Причуды любви: Сборник эротических рассказов - Мазуччо Гвардато 13 стр.


Когда он вечером навестил Мадлен, она сказала ему, что ей приснилось кораблекрушение: корабль тонул, а они вдвоем на уходящем под воду судне смеялись. Это было забавно! И почему они вдруг вместе оказались на воде?… Она встретила его предложение с открытым радостным взглядом. Он с восхищением подумал, что в этом не было никакой случайности, просто в основе всего лежал ее сон. В этот вечер они были целомудренны, но так близки друг другу, как не были еще никогда, и без единого слова понимали, что вперед чуда забегать не следует.

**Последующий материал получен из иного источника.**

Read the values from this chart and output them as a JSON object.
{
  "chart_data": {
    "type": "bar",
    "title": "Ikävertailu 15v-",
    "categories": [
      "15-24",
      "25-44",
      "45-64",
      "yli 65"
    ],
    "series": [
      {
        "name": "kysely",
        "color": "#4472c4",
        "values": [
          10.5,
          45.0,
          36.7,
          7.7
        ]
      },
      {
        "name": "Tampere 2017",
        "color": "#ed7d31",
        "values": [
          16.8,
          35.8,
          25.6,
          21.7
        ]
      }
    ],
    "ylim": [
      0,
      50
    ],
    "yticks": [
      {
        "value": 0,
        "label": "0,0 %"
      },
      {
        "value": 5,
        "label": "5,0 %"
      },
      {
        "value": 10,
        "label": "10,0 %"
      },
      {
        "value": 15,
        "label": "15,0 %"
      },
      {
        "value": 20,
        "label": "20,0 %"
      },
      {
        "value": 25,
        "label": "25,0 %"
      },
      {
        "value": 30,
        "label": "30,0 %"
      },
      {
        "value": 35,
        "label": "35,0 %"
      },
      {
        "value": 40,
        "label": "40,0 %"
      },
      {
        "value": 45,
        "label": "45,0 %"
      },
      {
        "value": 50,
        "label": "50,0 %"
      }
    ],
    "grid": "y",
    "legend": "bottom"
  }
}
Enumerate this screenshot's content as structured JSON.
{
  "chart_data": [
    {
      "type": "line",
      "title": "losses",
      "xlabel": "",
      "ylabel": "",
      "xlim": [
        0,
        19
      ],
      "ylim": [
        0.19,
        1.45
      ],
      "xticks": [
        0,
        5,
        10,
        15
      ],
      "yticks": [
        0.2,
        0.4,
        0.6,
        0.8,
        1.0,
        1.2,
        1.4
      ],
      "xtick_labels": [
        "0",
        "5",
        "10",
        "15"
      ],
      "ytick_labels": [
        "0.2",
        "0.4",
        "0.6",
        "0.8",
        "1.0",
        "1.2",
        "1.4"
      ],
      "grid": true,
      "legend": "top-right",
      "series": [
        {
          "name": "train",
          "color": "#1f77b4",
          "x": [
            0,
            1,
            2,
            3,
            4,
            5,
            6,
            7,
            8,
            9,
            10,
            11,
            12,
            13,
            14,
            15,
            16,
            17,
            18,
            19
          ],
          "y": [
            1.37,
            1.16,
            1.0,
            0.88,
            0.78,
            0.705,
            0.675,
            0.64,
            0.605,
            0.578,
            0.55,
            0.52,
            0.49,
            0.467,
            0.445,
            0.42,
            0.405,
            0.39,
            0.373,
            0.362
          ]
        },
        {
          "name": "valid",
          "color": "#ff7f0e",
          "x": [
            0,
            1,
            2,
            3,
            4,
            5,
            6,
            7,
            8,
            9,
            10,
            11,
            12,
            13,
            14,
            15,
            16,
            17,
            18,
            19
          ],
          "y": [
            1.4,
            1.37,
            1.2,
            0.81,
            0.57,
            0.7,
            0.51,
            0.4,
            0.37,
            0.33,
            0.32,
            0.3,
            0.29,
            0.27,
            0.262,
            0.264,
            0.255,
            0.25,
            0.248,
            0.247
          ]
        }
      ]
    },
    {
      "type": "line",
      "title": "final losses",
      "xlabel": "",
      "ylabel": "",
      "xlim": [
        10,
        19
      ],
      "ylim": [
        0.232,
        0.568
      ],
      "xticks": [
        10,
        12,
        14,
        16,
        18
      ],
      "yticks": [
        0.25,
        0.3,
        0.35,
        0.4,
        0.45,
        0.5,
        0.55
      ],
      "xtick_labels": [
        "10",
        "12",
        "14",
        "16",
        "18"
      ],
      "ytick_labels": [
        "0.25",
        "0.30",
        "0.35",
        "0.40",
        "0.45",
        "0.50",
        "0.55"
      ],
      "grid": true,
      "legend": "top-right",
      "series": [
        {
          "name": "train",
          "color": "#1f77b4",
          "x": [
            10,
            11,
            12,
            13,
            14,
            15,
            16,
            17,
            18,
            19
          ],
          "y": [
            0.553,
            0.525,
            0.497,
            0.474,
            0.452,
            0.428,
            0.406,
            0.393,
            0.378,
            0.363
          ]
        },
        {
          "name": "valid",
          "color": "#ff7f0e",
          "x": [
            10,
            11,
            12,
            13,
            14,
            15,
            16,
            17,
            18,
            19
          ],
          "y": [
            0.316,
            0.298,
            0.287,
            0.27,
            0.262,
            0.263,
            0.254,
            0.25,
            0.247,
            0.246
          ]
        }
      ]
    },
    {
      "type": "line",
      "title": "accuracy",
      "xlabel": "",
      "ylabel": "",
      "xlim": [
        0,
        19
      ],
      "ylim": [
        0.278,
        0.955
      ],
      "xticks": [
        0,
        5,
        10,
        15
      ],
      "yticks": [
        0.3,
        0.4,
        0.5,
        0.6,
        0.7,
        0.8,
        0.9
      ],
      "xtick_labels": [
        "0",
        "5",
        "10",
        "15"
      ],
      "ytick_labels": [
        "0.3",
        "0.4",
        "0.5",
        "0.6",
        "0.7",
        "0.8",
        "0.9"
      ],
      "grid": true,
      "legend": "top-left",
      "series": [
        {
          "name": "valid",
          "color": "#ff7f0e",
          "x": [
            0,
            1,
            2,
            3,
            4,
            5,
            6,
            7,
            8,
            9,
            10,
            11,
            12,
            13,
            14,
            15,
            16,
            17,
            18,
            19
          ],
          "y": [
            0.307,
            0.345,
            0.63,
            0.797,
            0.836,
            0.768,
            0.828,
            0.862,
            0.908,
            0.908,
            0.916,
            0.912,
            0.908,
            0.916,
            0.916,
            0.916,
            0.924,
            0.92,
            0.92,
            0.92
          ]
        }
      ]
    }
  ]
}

В назначенный день и час он отыскал ее в конце парка этого далекого города. Он только что ушел от больного, стояло раннее утро. С сумкой в руке, он шел почти наощупь, и он, который мог заблудиться в трех соснах, без какого-либо сомнения прошел по незнакомым улицам и вскоре увидел зеленые деревья, цветочные клумбы, а позади них туманную реку. "Нет, - сказал он сам себе, - такое невозможно, она не сможет придти сюда на встречу со мной, я питаю слишком безумные надежды". Он шел быстро. И никого не видел на набережной в конце парка. "Я испытал свои поэтические дни, но все закончилось, - повторял он себе. - Я любил как подросток, а теперь меня ждет разочарование, юношеская боль утраты, но надо, чтобы все закончилось именно так". Он все же сядет на этот кораблик. Один. Он в малейших деталях переживет свою мечту, спускаясь вниз по течению, а потом вернется домой, храня печаль на всю свою жизнь, но доброты на злобу не променяет… И тут он увидел в конце аллеи закутанную в шаль Мадлен. Он остановился. И пристально всмотрелся в нее. Она шла к нему, ссутулившись, с прижатыми к телу локтями и покачивала бедрами - ее розовое круглое личико освещала лукавая улыбка. Он не спросил, как она добралась до этого города, сколько времени ждала его. Она явилась к нему из его мечты. И не было никаких препятствий. Отныне одиночество ему не грозит.

- Ты здесь! Ты здесь!

Он кончиками пальцев коснулся ее плеча и головы.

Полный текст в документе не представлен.